For the last two months of the selling process, they kept an eye on similar properties to the home they were trying to sell.
"We would do searches for like a three-bed, two-bath 1500-square-foot house like the one we were selling in the whole city, and there would be one or two in the whole city for sale that were below a million dollars, which was well above what we were selling," he said. " So we could see like, oh my God ... if people are looking for this and many people are, there's no options for them."
Ultimately, two people bid for the house using unlimited escalation clauses -- a tool that allows a buyer to outbid any given offer. One such clause in a sale is rare. Two is virtually unheard of. Both went well over $100,000 of the asking price.
"We ended up going with not the highest offer," Hornyak said. "But they had better terms for the deal, like waived inspection. They didn't have to do an appraisal, you know, stuff like that. You really lose a lot of your power as a buyer in this crazy, crazy market. It's not a great position to be in as a buyer, obviously. But when there's so few options, you lose all your power because there's such little inventory."
Hornyak and his wife are older millennials, and he worries about younger people wanting to buy a home in Denver.
"We are probably the last ilk in the city to be able to buy a starter home and then trade up, so to speak, like we did. There's no way we would have been able to buy our new house if we hadn't have bought our old house," he said. "It's the game you got to play.

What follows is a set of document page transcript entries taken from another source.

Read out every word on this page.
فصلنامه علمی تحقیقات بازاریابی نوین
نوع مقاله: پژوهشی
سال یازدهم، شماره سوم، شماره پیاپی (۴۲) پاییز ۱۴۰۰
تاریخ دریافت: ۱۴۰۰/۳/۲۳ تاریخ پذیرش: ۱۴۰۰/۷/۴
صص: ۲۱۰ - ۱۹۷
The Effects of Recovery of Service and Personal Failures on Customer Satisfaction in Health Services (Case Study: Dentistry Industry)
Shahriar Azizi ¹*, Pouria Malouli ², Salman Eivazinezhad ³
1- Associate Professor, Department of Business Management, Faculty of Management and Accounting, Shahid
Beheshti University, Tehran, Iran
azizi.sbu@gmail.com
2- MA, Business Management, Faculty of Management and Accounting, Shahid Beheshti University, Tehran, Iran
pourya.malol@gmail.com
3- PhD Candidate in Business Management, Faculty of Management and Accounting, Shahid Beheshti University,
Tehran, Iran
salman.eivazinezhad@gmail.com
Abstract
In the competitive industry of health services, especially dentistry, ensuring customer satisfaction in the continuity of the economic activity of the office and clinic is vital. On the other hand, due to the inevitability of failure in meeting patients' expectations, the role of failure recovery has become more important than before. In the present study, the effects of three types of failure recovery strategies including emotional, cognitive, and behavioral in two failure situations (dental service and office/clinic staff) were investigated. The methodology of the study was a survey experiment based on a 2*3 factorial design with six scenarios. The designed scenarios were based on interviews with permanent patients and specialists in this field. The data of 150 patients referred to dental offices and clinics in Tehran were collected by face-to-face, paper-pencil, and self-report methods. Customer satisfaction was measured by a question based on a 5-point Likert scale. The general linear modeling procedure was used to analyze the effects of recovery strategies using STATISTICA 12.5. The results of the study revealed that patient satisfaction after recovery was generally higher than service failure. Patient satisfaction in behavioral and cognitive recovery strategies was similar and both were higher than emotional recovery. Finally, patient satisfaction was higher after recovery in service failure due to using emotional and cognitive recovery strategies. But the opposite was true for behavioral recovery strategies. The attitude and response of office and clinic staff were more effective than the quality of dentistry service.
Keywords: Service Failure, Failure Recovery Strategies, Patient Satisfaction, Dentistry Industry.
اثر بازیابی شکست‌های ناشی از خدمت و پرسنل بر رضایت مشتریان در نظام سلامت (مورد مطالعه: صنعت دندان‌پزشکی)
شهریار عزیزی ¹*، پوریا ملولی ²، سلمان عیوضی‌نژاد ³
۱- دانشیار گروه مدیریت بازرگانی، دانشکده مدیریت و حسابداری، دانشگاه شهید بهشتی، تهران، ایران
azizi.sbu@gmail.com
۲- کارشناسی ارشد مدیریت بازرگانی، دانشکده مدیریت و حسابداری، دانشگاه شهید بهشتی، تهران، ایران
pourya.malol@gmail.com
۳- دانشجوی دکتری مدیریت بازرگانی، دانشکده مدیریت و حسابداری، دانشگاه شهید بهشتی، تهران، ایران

"And we got in, in the last opportunity we could have in 2017. We already thought we were in a race against the clock because we saw the direction things were going. I consider us very lucky that we were able to do that. And I don't think that anyone below my peer group in terms of age range will be able to do that in the city anymore. Because we've turned 'starter home neighborhoods' into 'forever home neighborhoods' just by virtue of driving the prices up."
When selling, Hornyak's family benefitted from the low supply of homes.
"There are things we could do in the city to remove regulations on supply that are really just put in place to help incumbent homeowners like myself," he said. "I see that. And I just went through it. And I see how the system is rigged in favor of people like me, and it's not right. And it sucks to succeed in a system where it's hurting people who aren't already in that system."
Hornyak has strong opinions when it comes to how the city should address its housing crisis, which he blames on far too little supply. He wants to see neighborhoods zoned for single-unit homes embrace more types of housing.
In Chaffee Park, Hornyak was part of a group that successfully advocated for rezoning the neighborhood to include accessory dwelling units, backyard homes people can use as rentals for secondary income or to house relatives. When old houses are scrapped, he'd prefer to see duplexes and multiplexes be built on lots instead of massive single-unit homes. And rather than concentrating the burden of density in a few neighborhoods, he'd like to see all Denver neighborhoods take in some of the growing population.
The fix, as he told it, is free for the city.
"Allow more people to live in our neighborhoods," he said. "Allow our neighborhoods to change gradually in structure as the city grows. And that's, of course, by a gradually incremental increase in zoning in all of our neighborhoods, to allow more diverse housing types to be built in our single-family neighborhoods that have been locked away from any sort of change, to the benefit of the incumbent landowners, for decades."